Luckily for us some of his miniature medals were auctioned in 2009 and the lot description gives some information about Flight Lieutenant Herbert Henry Sandford, Royal Air Force, O.B.E., D.F.M.. He went on to serve as a Councillor for Marylebone and then Westminster and was awarded the OBE in 1963 for his work in the field of road safety. "One of his political colleagues jested that his first award was for bombing the Germans, whilst his second was for action against the British motorist!"
Andrew Behan has kindly provided this research: Herbert Henry Sandford, O.B.E., D.F.M., was born on 19 November 1916 in Islington, the eldest of the three children of Herbert Charles Sandford (1892-1938) and Grace Ellen Sandford née Onley (1891-1977). His brother was Reginald Arthur Sandford (1918-1977) and his sister was Betty Doreen Sandford who was born in 1930. Electoral registers for 1924 show his parents living at 236 Wightman Road, North Haringey, but from 1925 to 1931 they were registered at 119 Princes Avenue, London, N13. The passenger manifest for the 'Balmoral Castle' ship belonging to The Union-Castle Mail Steamship Co Ltd shows him, his parents and both his siblings arriving at Southampton, Hampshire, on 11 August 1932 having departed from Natal, Union of South Africa.
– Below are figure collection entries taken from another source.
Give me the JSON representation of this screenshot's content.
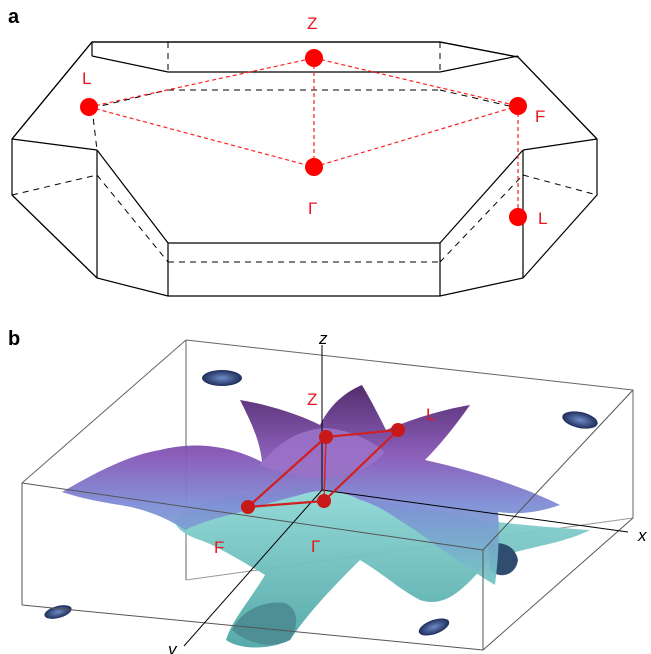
{
  "panel_a": {
    "label": "a",
    "points": {
      "Z": "Z",
      "L_left": "L",
      "F": "F",
      "Gamma": "Γ",
      "L_right": "L"
    },
    "point_color": "#ff0000"
  },
  "panel_b": {
    "label": "b",
    "axes": {
      "z": "z",
      "x": "x",
      "y": "y"
    },
    "points": {
      "Z": "Z",
      "L": "L",
      "F": "F",
      "Gamma": "Γ"
    },
    "colors": {
      "surface_top": "#5a2c78",
      "surface_mid": "#8a5ab8",
      "surface_bottom": "#6fbfbf",
      "pocket": "#283a6a",
      "path": "#d02020"
    }
  }
}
Their address in England was recorded as 353 Liverpool Road, London, N1 and his father was shown as an engineer.
The electoral registers of 1933 and 1935 show his parents at 71 Church Street, Stoke Newington, but the 1937 register shows them at 71/73 Church Street, Stoke Newington. The electoral register for 1939 and the 1939 England and Wales Register both record him living with his widowed mother and two siblings at 4 Howard Court, Howard Road, London, N15. His occupation was recorded as an insurance clerk and his mother was a sewing machinist.
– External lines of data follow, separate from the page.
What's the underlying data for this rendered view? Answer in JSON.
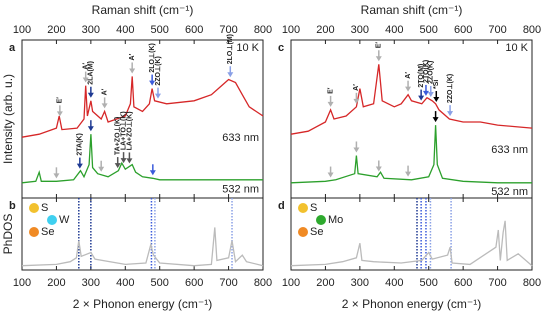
{
  "chart_data": [
    {
      "panel": "a",
      "type": "line",
      "xlabel": "Raman shift (cm⁻¹)",
      "ylabel": "Intensity (arb. u.)",
      "note": "10 K",
      "xlim": [
        100,
        800
      ],
      "xticks": [
        100,
        200,
        300,
        400,
        500,
        600,
        700,
        800
      ],
      "ylim": [
        0,
        100
      ],
      "series": [
        {
          "name": "633 nm",
          "color": "#d62728",
          "x": [
            100,
            150,
            200,
            208,
            216,
            260,
            280,
            285,
            290,
            300,
            305,
            330,
            340,
            350,
            400,
            415,
            420,
            425,
            450,
            470,
            478,
            485,
            520,
            600,
            650,
            680,
            700,
            720,
            740,
            760,
            800
          ],
          "values": [
            38,
            40,
            44,
            52,
            43,
            44,
            50,
            72,
            52,
            62,
            55,
            50,
            55,
            48,
            52,
            60,
            78,
            58,
            55,
            60,
            70,
            62,
            60,
            62,
            66,
            72,
            76,
            74,
            66,
            58,
            52
          ],
          "annotations": [
            {
              "text": "E′",
              "x": 210,
              "color": "#b0b0b0"
            },
            {
              "text": "A′",
              "x": 285,
              "color": "#b0b0b0"
            },
            {
              "text": "2LA(M)",
              "x": 300,
              "color": "#1f3a93"
            },
            {
              "text": "A′",
              "x": 340,
              "color": "#b0b0b0"
            },
            {
              "text": "A′",
              "x": 420,
              "color": "#b0b0b0"
            },
            {
              "text": "2LO⊥(K)",
              "x": 478,
              "color": "#3b5bdb"
            },
            {
              "text": "2ZO⊥(K)",
              "x": 495,
              "color": "#8aa0e6"
            },
            {
              "text": "2LO⊥(M)",
              "x": 705,
              "color": "#8aa0e6"
            }
          ]
        },
        {
          "name": "532 nm",
          "color": "#2ca02c",
          "x": [
            100,
            140,
            150,
            156,
            200,
            250,
            270,
            280,
            295,
            300,
            305,
            320,
            350,
            380,
            390,
            400,
            420,
            430,
            450,
            480,
            500,
            600,
            700,
            800
          ],
          "values": [
            8,
            9,
            15,
            9,
            9,
            10,
            16,
            12,
            20,
            40,
            18,
            14,
            12,
            16,
            21,
            17,
            20,
            15,
            12,
            11,
            10,
            10,
            10,
            10
          ],
          "annotations": [
            {
              "text": "2TA(K)",
              "x": 268,
              "color": "#1f3a93"
            },
            {
              "text": "TA+ZO⊥(K)",
              "x": 378,
              "color": "#555555"
            },
            {
              "text": "LA+TO⊥(K)",
              "x": 395,
              "color": "#555555"
            },
            {
              "text": "LA+ZO⊥(K)",
              "x": 412,
              "color": "#555555"
            }
          ],
          "arrows": [
            {
              "x": 200,
              "color": "#b0b0b0"
            },
            {
              "x": 300,
              "color": "#1f3a93"
            },
            {
              "x": 330,
              "color": "#b0b0b0"
            },
            {
              "x": 480,
              "color": "#3b5bdb"
            }
          ]
        }
      ]
    },
    {
      "panel": "b",
      "type": "line",
      "xlabel": "2 × Phonon energy (cm⁻¹)",
      "ylabel": "PhDOS",
      "xlim": [
        100,
        800
      ],
      "xticks": [
        100,
        200,
        300,
        400,
        500,
        600,
        700,
        800
      ],
      "ylim": [
        0,
        100
      ],
      "atoms": [
        {
          "label": "S",
          "color": "#f2c12e"
        },
        {
          "label": "W",
          "color": "#3fd0f0"
        },
        {
          "label": "Se",
          "color": "#f08a24"
        }
      ],
      "series": [
        {
          "color": "#bbbbbb",
          "x": [
            100,
            200,
            240,
            258,
            265,
            272,
            300,
            312,
            400,
            460,
            474,
            482,
            500,
            600,
            650,
            660,
            666,
            700,
            710,
            720,
            740,
            752,
            800
          ],
          "values": [
            2,
            4,
            8,
            14,
            40,
            16,
            22,
            12,
            4,
            6,
            34,
            18,
            6,
            2,
            4,
            60,
            10,
            14,
            40,
            8,
            18,
            8,
            2
          ]
        }
      ],
      "vlines": [
        {
          "x": 265,
          "color": "#1f3a93"
        },
        {
          "x": 300,
          "color": "#1f3a93"
        },
        {
          "x": 476,
          "color": "#3b5bdb"
        },
        {
          "x": 486,
          "color": "#8aa0e6"
        },
        {
          "x": 710,
          "color": "#8aa0e6"
        }
      ]
    },
    {
      "panel": "c",
      "type": "line",
      "xlabel": "Raman shift (cm⁻¹)",
      "note": "10 K",
      "xlim": [
        100,
        800
      ],
      "xticks": [
        100,
        200,
        300,
        400,
        500,
        600,
        700,
        800
      ],
      "ylim": [
        0,
        100
      ],
      "series": [
        {
          "name": "633 nm",
          "color": "#d62728",
          "x": [
            100,
            150,
            200,
            215,
            225,
            260,
            290,
            300,
            310,
            340,
            355,
            365,
            400,
            420,
            440,
            450,
            480,
            495,
            510,
            520,
            530,
            560,
            600,
            650,
            700,
            750,
            800
          ],
          "values": [
            40,
            42,
            48,
            56,
            50,
            52,
            58,
            70,
            58,
            60,
            86,
            62,
            58,
            60,
            66,
            62,
            60,
            64,
            62,
            60,
            56,
            50,
            48,
            48,
            46,
            45,
            44
          ],
          "annotations": [
            {
              "text": "E′",
              "x": 215,
              "color": "#b0b0b0"
            },
            {
              "text": "A′",
              "x": 290,
              "color": "#b0b0b0"
            },
            {
              "text": "E′",
              "x": 355,
              "color": "#b0b0b0"
            },
            {
              "text": "A′",
              "x": 440,
              "color": "#b0b0b0"
            },
            {
              "text": "2TO(M)",
              "x": 478,
              "color": "#1f3a93"
            },
            {
              "text": "2TO(K)",
              "x": 492,
              "color": "#3b5bdb"
            },
            {
              "text": "2ZO(K)",
              "x": 506,
              "color": "#8aa0e6"
            },
            {
              "text": "*Si",
              "x": 522,
              "color": "#000000"
            },
            {
              "text": "2ZO⊥(K)",
              "x": 562,
              "color": "#8aa0e6"
            }
          ]
        },
        {
          "name": "532 nm",
          "color": "#2ca02c",
          "x": [
            100,
            200,
            230,
            285,
            290,
            295,
            350,
            360,
            370,
            450,
            500,
            515,
            520,
            525,
            540,
            600,
            700,
            800
          ],
          "values": [
            8,
            9,
            10,
            14,
            26,
            14,
            12,
            15,
            11,
            10,
            12,
            20,
            46,
            20,
            11,
            9,
            8,
            8
          ],
          "arrows": [
            {
              "x": 215,
              "color": "#b0b0b0"
            },
            {
              "x": 290,
              "color": "#b0b0b0"
            },
            {
              "x": 355,
              "color": "#b0b0b0"
            },
            {
              "x": 440,
              "color": "#b0b0b0"
            },
            {
              "x": 520,
              "color": "#000000"
            }
          ]
        }
      ]
    },
    {
      "panel": "d",
      "type": "line",
      "xlabel": "2 × Phonon energy (cm⁻¹)",
      "xlim": [
        100,
        800
      ],
      "xticks": [
        100,
        200,
        300,
        400,
        500,
        600,
        700,
        800
      ],
      "ylim": [
        0,
        100
      ],
      "atoms": [
        {
          "label": "S",
          "color": "#f2c12e"
        },
        {
          "label": "Mo",
          "color": "#2eaa2e"
        },
        {
          "label": "Se",
          "color": "#f08a24"
        }
      ],
      "series": [
        {
          "color": "#bbbbbb",
          "x": [
            100,
            200,
            250,
            290,
            300,
            306,
            340,
            420,
            480,
            500,
            510,
            555,
            562,
            568,
            620,
            695,
            702,
            708,
            716,
            722,
            728,
            760,
            800
          ],
          "values": [
            2,
            4,
            8,
            14,
            36,
            10,
            8,
            6,
            10,
            22,
            12,
            18,
            30,
            6,
            4,
            30,
            56,
            10,
            52,
            70,
            10,
            20,
            2
          ]
        }
      ],
      "vlines": [
        {
          "x": 466,
          "color": "#1f3a93"
        },
        {
          "x": 478,
          "color": "#3b5bdb"
        },
        {
          "x": 492,
          "color": "#3b5bdb"
        },
        {
          "x": 505,
          "color": "#8aa0e6"
        },
        {
          "x": 565,
          "color": "#8aa0e6"
        }
      ]
    }
  ]
}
He joined the Royal Air Force Volunteer Reserve, service number 1152503 and was awarded the Distinguished Flying Medal whilst serving as a sergeant with 35 Squadron. This was published in the London Gazette on 20 November 1942, but by then he had already received a commission as a Pilot Officer on probation as published in the London Gazette on 27 July 1942.
Electoral registers from 1946 to 1948 show him and his mother at 1 Howard Court, Howard Road, London, N15.
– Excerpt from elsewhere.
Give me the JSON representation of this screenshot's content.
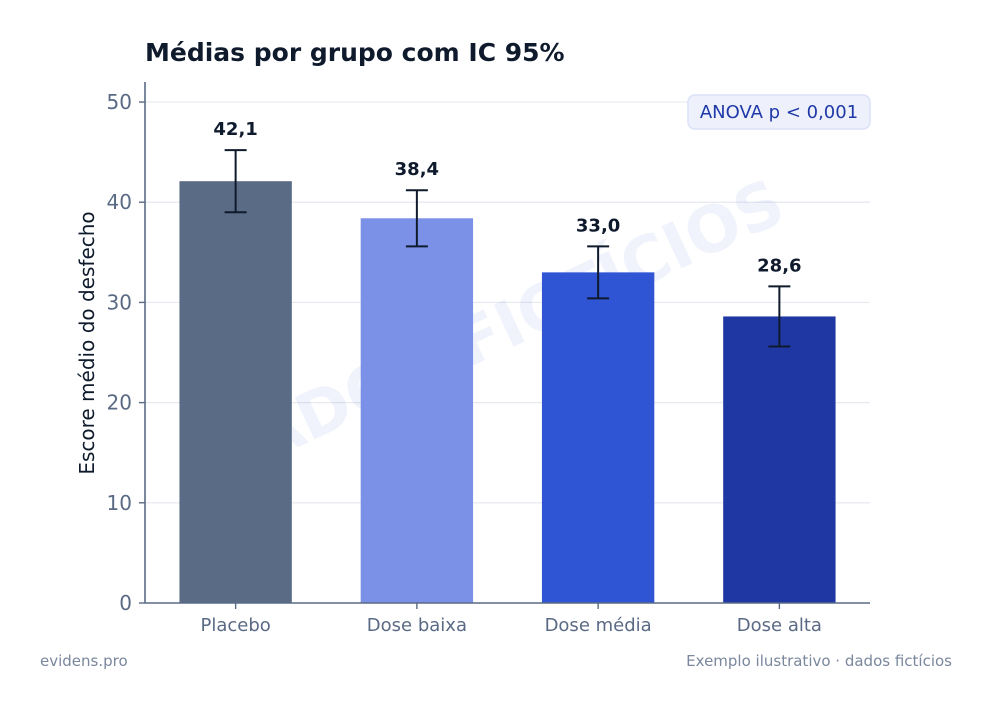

In 1949 he married Jessie I. Traver in Islington and electoral registers from 1949 to 1957 show them both at 15 Alma Square, London, N.W.8. From 1956 to 1965 he was a councillor representing the Hamilton Terrace Ward on the St Marylebone Metropolitan Borough Council. The electoral registers from 1959 to 1965 show them both living at 6 Knoll House, Carlton Hill, London, N.W.8. He was awarded an O.B.E. in the 1963 Queen's Birthday Honours List as Chairman of the Works Committee, St Marylebone Metropolitan Borough Council. When London boroughs were restructured in 1965 and the St Marylebone Metropolitan Borough Council was abolished, he was elected as a councillor for the Lord's Ward on Westminster City Council and from 1968 to 1978 he served on the council as an alderman. He was a member of the Conservative Party and represented them from 8 April 1976 to 31 March 1986 on the Greater London Council for St Marylebone and was the Chairman of Planning for the Central Area from 24 May 1977.
He died, aged 82 years, on 11 March 1999 in Westminster and was cremated in Islington on 17 March 1999.